We are a wonderfully intense population and we will feel intensities in emotions. We need to create space for getting a break from that using shutdowns, meltdowns, inertia and even apathy.
We are deep empaths, so perhaps the advantage of apathy is that we just don’t care what anyone else thinks at that time. Perhaps it is a tool we should value as a part of our unmasking. Why must we always be the ones to care so much all the time? It is exhausting.
A good old shutdown can be grounding in that it draws you down into a slump until you are completely earthed. Maybe that is how we get the energy to rise again? We drop into the time, space and place and have no thoughts of our past nor our future. We can immerse ourselves in this visceral experience that is only for us at that time.
An autistic shutdown can be liberating and calibrating.

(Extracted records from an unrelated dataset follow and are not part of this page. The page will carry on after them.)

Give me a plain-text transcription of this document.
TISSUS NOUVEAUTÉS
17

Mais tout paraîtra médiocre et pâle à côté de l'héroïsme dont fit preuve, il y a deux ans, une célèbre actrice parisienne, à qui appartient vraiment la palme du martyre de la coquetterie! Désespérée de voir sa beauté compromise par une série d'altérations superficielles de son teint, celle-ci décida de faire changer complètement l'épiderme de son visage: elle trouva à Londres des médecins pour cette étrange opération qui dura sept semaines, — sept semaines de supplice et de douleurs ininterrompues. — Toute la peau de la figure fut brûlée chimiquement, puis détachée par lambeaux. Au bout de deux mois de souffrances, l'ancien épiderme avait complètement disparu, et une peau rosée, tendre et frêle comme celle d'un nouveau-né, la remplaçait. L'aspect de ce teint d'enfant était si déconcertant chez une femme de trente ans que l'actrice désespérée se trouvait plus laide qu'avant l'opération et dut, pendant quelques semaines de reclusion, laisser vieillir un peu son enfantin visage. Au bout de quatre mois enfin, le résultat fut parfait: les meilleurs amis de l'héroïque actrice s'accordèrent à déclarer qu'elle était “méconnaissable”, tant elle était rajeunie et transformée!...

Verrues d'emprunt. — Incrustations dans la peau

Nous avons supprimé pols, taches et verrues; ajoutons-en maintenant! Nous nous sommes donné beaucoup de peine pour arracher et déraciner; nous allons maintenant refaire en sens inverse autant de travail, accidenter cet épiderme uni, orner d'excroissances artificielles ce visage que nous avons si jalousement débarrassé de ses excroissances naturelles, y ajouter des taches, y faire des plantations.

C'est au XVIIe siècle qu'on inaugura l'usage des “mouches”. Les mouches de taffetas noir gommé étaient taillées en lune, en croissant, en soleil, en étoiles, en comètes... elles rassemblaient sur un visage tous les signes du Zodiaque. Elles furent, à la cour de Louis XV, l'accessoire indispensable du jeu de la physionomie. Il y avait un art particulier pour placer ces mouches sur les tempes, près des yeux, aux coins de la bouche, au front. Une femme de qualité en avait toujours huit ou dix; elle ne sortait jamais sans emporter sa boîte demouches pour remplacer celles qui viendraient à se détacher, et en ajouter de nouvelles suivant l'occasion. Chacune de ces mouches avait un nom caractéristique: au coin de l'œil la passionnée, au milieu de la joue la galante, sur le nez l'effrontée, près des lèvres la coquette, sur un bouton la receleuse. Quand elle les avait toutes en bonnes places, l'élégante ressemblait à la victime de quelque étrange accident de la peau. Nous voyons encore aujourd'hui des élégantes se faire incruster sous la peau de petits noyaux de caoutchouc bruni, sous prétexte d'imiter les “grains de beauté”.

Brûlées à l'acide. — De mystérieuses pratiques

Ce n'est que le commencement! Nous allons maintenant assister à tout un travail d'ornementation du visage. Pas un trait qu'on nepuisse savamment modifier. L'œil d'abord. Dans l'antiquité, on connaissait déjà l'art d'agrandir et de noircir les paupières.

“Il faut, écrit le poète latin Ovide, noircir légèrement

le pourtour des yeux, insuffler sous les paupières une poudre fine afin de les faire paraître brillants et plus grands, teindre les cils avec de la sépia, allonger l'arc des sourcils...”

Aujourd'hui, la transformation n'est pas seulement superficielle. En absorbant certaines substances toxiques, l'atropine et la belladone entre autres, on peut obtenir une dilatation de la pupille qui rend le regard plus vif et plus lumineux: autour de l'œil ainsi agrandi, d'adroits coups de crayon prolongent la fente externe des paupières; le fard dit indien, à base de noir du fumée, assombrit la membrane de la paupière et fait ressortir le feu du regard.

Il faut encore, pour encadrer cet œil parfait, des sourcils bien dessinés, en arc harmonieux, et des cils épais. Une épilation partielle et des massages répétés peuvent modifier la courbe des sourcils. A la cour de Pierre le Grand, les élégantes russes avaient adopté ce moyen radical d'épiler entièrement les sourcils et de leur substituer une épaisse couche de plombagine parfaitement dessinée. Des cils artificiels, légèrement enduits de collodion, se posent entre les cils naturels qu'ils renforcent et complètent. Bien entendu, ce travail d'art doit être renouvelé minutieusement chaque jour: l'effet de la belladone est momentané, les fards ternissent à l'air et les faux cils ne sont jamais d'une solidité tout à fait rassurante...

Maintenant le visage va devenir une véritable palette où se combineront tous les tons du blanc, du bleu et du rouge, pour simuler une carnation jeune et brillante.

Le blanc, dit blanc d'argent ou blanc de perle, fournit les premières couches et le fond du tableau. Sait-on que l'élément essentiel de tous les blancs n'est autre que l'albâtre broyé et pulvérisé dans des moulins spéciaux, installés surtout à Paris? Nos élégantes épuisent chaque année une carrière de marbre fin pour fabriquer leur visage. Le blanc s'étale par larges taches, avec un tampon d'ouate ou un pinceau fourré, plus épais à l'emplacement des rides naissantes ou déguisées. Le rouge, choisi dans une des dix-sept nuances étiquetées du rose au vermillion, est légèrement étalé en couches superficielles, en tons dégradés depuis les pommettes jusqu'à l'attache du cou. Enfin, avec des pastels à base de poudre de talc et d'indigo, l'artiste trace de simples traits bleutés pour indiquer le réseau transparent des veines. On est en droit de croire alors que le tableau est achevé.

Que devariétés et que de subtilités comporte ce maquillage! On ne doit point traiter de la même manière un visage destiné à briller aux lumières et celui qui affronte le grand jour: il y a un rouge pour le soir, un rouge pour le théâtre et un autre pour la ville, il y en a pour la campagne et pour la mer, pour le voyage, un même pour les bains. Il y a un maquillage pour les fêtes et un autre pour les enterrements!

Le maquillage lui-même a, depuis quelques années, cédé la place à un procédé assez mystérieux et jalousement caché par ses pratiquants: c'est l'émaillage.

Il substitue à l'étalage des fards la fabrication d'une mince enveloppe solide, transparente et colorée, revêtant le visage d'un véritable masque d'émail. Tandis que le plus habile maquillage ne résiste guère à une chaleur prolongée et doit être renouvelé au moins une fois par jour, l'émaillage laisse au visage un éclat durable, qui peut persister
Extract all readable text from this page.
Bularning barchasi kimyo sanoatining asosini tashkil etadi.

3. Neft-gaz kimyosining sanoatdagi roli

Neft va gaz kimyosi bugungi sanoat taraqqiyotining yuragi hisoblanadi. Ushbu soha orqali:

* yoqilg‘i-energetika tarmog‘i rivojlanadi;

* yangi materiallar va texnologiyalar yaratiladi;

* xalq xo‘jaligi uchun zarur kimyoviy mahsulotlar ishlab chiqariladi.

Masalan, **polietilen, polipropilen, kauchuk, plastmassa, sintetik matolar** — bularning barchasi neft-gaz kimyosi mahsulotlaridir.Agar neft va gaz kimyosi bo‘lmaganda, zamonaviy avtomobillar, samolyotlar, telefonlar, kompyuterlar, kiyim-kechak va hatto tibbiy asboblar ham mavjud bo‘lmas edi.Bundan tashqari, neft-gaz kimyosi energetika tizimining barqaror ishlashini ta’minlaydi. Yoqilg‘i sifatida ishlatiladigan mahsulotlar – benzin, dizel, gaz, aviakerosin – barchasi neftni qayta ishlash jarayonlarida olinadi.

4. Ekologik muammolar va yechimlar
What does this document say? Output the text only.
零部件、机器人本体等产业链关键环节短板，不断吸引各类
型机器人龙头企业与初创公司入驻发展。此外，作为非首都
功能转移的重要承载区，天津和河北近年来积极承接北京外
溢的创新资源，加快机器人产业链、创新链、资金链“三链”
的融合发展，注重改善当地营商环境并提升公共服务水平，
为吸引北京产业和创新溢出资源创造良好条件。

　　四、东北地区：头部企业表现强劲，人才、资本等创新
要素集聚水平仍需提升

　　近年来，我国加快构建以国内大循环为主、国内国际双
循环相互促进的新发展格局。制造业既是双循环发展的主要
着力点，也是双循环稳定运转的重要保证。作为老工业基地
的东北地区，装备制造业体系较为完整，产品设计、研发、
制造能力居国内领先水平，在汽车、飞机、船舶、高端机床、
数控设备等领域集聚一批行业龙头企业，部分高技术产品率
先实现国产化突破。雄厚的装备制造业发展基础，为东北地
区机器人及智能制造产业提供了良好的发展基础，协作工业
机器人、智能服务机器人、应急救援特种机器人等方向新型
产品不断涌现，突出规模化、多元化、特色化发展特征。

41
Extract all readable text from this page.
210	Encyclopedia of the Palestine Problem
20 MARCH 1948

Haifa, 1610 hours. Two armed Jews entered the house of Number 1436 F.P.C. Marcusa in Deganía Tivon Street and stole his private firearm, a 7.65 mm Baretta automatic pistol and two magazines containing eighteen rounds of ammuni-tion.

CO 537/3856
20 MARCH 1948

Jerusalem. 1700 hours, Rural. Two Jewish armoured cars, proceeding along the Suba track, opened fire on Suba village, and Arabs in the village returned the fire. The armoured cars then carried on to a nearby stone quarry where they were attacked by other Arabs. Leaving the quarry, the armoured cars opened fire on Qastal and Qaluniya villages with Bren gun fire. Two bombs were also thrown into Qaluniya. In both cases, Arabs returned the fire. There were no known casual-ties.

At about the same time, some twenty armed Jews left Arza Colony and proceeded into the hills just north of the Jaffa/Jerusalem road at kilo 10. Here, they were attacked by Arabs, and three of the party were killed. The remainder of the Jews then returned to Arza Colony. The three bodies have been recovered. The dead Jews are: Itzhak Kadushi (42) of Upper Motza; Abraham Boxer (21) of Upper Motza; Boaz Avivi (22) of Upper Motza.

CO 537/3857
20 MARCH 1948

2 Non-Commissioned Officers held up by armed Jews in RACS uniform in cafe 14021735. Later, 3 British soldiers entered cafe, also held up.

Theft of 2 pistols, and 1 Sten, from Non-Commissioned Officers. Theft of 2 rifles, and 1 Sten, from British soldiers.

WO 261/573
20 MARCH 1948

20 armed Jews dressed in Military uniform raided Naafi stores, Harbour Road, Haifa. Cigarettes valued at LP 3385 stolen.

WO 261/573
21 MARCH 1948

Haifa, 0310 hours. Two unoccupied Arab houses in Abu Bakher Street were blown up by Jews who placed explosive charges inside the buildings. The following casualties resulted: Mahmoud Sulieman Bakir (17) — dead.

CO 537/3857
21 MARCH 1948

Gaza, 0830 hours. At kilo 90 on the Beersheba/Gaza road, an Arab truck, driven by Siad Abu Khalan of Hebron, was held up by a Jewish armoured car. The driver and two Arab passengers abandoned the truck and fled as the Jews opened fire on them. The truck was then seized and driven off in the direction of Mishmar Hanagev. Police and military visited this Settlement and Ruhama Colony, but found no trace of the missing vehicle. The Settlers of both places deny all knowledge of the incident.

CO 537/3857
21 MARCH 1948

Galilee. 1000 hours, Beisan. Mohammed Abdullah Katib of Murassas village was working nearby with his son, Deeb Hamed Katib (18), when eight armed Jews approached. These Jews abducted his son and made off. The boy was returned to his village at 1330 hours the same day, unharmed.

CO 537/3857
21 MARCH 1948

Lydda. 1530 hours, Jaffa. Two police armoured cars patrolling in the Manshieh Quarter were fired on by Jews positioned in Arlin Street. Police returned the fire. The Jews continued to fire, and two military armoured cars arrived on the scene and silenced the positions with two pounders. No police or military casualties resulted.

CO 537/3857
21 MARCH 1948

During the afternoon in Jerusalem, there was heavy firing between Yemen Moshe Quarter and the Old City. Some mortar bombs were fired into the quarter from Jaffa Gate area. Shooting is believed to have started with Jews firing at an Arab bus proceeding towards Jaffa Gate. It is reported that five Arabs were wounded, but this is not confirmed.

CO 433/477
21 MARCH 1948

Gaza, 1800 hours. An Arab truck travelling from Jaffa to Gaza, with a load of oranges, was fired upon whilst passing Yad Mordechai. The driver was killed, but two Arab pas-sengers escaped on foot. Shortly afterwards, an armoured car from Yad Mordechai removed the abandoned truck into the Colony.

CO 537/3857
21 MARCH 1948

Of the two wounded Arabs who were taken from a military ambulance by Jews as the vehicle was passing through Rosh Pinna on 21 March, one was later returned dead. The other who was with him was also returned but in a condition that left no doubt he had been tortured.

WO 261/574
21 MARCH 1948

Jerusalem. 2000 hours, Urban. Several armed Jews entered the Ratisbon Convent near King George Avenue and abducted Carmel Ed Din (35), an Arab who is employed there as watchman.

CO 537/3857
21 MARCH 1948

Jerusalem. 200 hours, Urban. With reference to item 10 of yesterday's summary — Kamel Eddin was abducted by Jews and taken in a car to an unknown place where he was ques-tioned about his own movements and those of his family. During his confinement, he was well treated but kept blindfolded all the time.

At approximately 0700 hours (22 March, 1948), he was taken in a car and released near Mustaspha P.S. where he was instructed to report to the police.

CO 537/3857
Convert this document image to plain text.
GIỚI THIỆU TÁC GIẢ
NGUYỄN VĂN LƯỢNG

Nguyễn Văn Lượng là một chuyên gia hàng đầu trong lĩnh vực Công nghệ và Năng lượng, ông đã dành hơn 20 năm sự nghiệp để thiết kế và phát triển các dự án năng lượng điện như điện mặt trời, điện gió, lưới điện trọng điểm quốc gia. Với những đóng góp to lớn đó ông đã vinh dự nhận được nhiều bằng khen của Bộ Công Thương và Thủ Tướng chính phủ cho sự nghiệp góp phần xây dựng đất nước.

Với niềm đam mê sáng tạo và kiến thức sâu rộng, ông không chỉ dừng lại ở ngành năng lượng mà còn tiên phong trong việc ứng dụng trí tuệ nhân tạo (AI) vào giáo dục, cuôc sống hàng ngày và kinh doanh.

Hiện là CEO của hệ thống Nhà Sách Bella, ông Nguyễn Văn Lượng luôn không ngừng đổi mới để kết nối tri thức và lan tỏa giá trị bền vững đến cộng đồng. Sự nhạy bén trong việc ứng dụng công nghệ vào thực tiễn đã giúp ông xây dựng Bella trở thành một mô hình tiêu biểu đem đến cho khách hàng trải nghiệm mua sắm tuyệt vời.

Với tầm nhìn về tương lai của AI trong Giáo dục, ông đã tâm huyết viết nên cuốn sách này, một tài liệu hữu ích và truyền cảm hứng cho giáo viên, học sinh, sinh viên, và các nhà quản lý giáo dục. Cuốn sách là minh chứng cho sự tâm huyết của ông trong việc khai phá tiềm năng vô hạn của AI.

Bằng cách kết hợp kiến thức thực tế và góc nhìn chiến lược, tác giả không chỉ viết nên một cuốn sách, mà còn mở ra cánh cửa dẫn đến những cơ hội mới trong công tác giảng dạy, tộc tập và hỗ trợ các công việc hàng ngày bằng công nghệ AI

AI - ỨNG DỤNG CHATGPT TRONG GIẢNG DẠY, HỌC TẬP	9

When you are going through a period of shutdown, meltdown, inertia or apathy, what can you learn from it? Were you too busy? Should you be cutting down on social occasions? Are you getting enough sleep? Enough time alone? I would love to know what your lessons have been during these trying times 💕
Hi Tina, I’m so sorry that you’ve lost your Dad too. Thanks for sharing your invaluable insights. Crying spontaneously is something I’ve done all through life before I was diagnosed autistic, anxious and ADHD. Now that I’m on an SSRI and stimulant medication, it’s not happened for a few years. It’s good to know I too can spontaneously have a cathartic sob as it’s all part of processing grief and loss 😢
Ahh, someone else who uses the term death-dash -👊 and is autistic. I relate to all you say. I don’t really do meltdowns, and on the rare occasions I have I have spent so much energy trying to control them, to hide them etc. I think maybe once or twice as an adult. Shutdowns are me, I go mute, am robotic, only move when necessary, can be lead around - if I’m not on the sofa or bed it is very much a going through the motions like I’m looking in from outside my body. I don’t know if I’ve learnt much, (v.late diagnosed) other than shutdowns aren’t me sulking, I’m not ‘being’ belligerent or rude or nasty, if fact I’m lucky to be ‘being’ at all. When my father died a couple of years ago, (our death dash didn’t make it in time) I found my shutdown to be longer and more profound, I’m not sure if I really properly grieved for him (a difficult relationship) unlike when my mother died 20 odd years ago. But I think for my mum I was in and out of meltdown and it was dealing with her death that required me to stop and be more shutdown like - I’m not explaining it at all well so I hope you understand.
Anyways, I hope you manage to grieve well and allow yourself this time.